1933年1月末(推定)にベルリンの地を踏んだ画家、竹久夢二。
2月から、ベルリンの美術学校「イッテンシューレ」で講義を担当していた夢二の軌跡を知るために講読。
人となりも垣間見えてきて、面白かった。
夢二の絵画といえば、なよっとした、憂いをたたえた妖艶な女性の姿だろう。
こういう女性が理想だったのかなぁ。
まあ底抜けに明るくて肉感的で強そうな女性よりも、こういう、静かな弱々しい艶めかしさが良かったんだろう。
まあかなりリビドーの強い男性で(芸術家なら珍しくなかろうが)、お金がないにもかかわらず、異国の地で女性を買っていたことなどが記されている。こういうことまで記録に残している夢二もなかなかマメだ。
でも、芸術論はさすがに芯が強い。
我々日本人はあんたがた(ヨーロッパ人)から沢山のことを学び採り入れてきた。しかしあんたがたは、日本から何も学ぼうとせんかったでしょ、みたいなことを講義の中で言っている。日本にはこういうすばらしい美があるのだと。
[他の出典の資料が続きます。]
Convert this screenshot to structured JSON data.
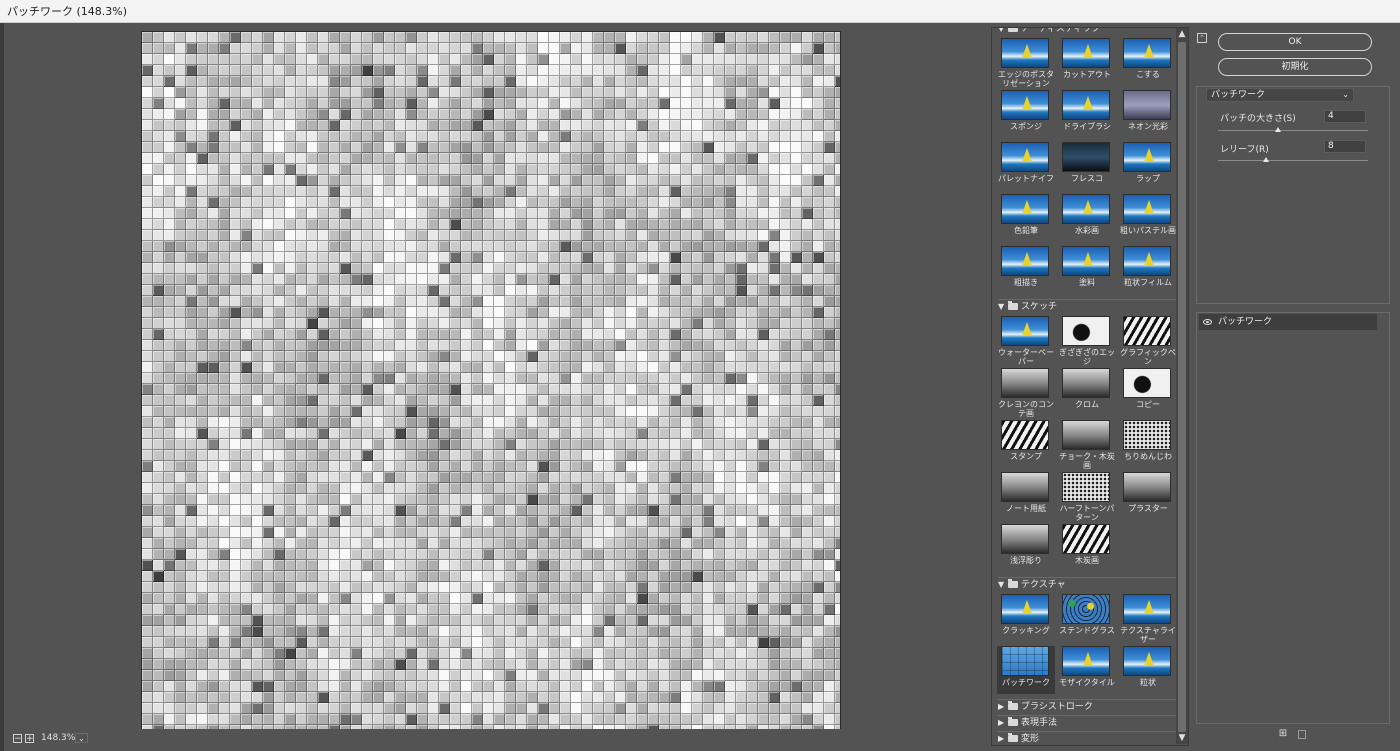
{
  "window": {
    "title": "パッチワーク (148.3%)"
  },
  "status": {
    "zoom": "148.3%",
    "zoom_out": "−",
    "zoom_in": "+",
    "zoom_menu": "⌄"
  },
  "gallery": {
    "categories": [
      {
        "name": "アーティスティック",
        "expanded": true,
        "filters": [
          {
            "label": "エッジのポスタリゼーション",
            "style": "color"
          },
          {
            "label": "カットアウト",
            "style": "color"
          },
          {
            "label": "こする",
            "style": "color"
          },
          {
            "label": "スポンジ",
            "style": "color"
          },
          {
            "label": "ドライブラシ",
            "style": "color"
          },
          {
            "label": "ネオン光彩",
            "style": "neon"
          },
          {
            "label": "パレットナイフ",
            "style": "color"
          },
          {
            "label": "フレスコ",
            "style": "dark"
          },
          {
            "label": "ラップ",
            "style": "color"
          },
          {
            "label": "色鉛筆",
            "style": "color"
          },
          {
            "label": "水彩画",
            "style": "color"
          },
          {
            "label": "粗いパステル画",
            "style": "color"
          },
          {
            "label": "粗描き",
            "style": "color"
          },
          {
            "label": "塗料",
            "style": "color"
          },
          {
            "label": "粒状フィルム",
            "style": "color"
          }
        ]
      },
      {
        "name": "スケッチ",
        "expanded": true,
        "filters": [
          {
            "label": "ウォーターペーパー",
            "style": "color"
          },
          {
            "label": "ぎざぎざのエッジ",
            "style": "bw2"
          },
          {
            "label": "グラフィックペン",
            "style": "bw"
          },
          {
            "label": "クレヨンのコンテ画",
            "style": "gray"
          },
          {
            "label": "クロム",
            "style": "gray"
          },
          {
            "label": "コピー",
            "style": "bw2"
          },
          {
            "label": "スタンプ",
            "style": "bw"
          },
          {
            "label": "チョーク・木炭画",
            "style": "gray"
          },
          {
            "label": "ちりめんじわ",
            "style": "dots"
          },
          {
            "label": "ノート用紙",
            "style": "gray"
          },
          {
            "label": "ハーフトーンパターン",
            "style": "dots"
          },
          {
            "label": "プラスター",
            "style": "gray"
          },
          {
            "label": "浅浮彫り",
            "style": "gray"
          },
          {
            "label": "木炭画",
            "style": "bw"
          }
        ]
      },
      {
        "name": "テクスチャ",
        "expanded": true,
        "filters": [
          {
            "label": "クラッキング",
            "style": "color"
          },
          {
            "label": "ステンドグラス",
            "style": "stained"
          },
          {
            "label": "テクスチャライザー",
            "style": "color"
          },
          {
            "label": "パッチワーク",
            "style": "patch",
            "selected": true
          },
          {
            "label": "モザイクタイル",
            "style": "color"
          },
          {
            "label": "粒状",
            "style": "color"
          }
        ]
      },
      {
        "name": "ブラシストローク",
        "expanded": false,
        "filters": []
      },
      {
        "name": "表現手法",
        "expanded": false,
        "filters": []
      },
      {
        "name": "変形",
        "expanded": false,
        "filters": []
      }
    ],
    "icons": {
      "expanded": "▼",
      "collapsed": "▶",
      "scroll_up": "▲",
      "scroll_down": "▼"
    }
  },
  "panel": {
    "collapse_icon": "⌃",
    "ok_label": "OK",
    "reset_label": "初期化",
    "filter_select": {
      "value": "パッチワーク",
      "chevron": "⌄"
    },
    "params": [
      {
        "label": "パッチの大きさ(S)",
        "value": "4",
        "fraction": 0.4
      },
      {
        "label": "レリーフ(R)",
        "value": "8",
        "fraction": 0.32
      }
    ],
    "layer": {
      "name": "パッチワーク"
    },
    "new_layer_icon": "⊞",
    "delete_icon": ""
  }
}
こういうことをちゃんと対等に言えることが、国際人としては大事だ。迎合するのではだめなのだ。

1933年1月31日といったら、ヒトラーがヒンデンブルクによって首相に任命される年。
その後、ナチスが力を増大させてユダヤ人迫害が激化する。
同盟を結んでいた日本からの客ということで、ヒトラーに影響を与えることができるのではないかと
ユダヤ人問題の現状に夢二への貢献が期待されていたとか、夢二がユダヤ人を救ったとか、「日本のシンドラー」とか呼ばれて、1980年代以降日本で持ち上げられた。それは史実として確証が取れないと、この本の著者は書いている。
日本人って、こういうミーハーなノリが好きですよね。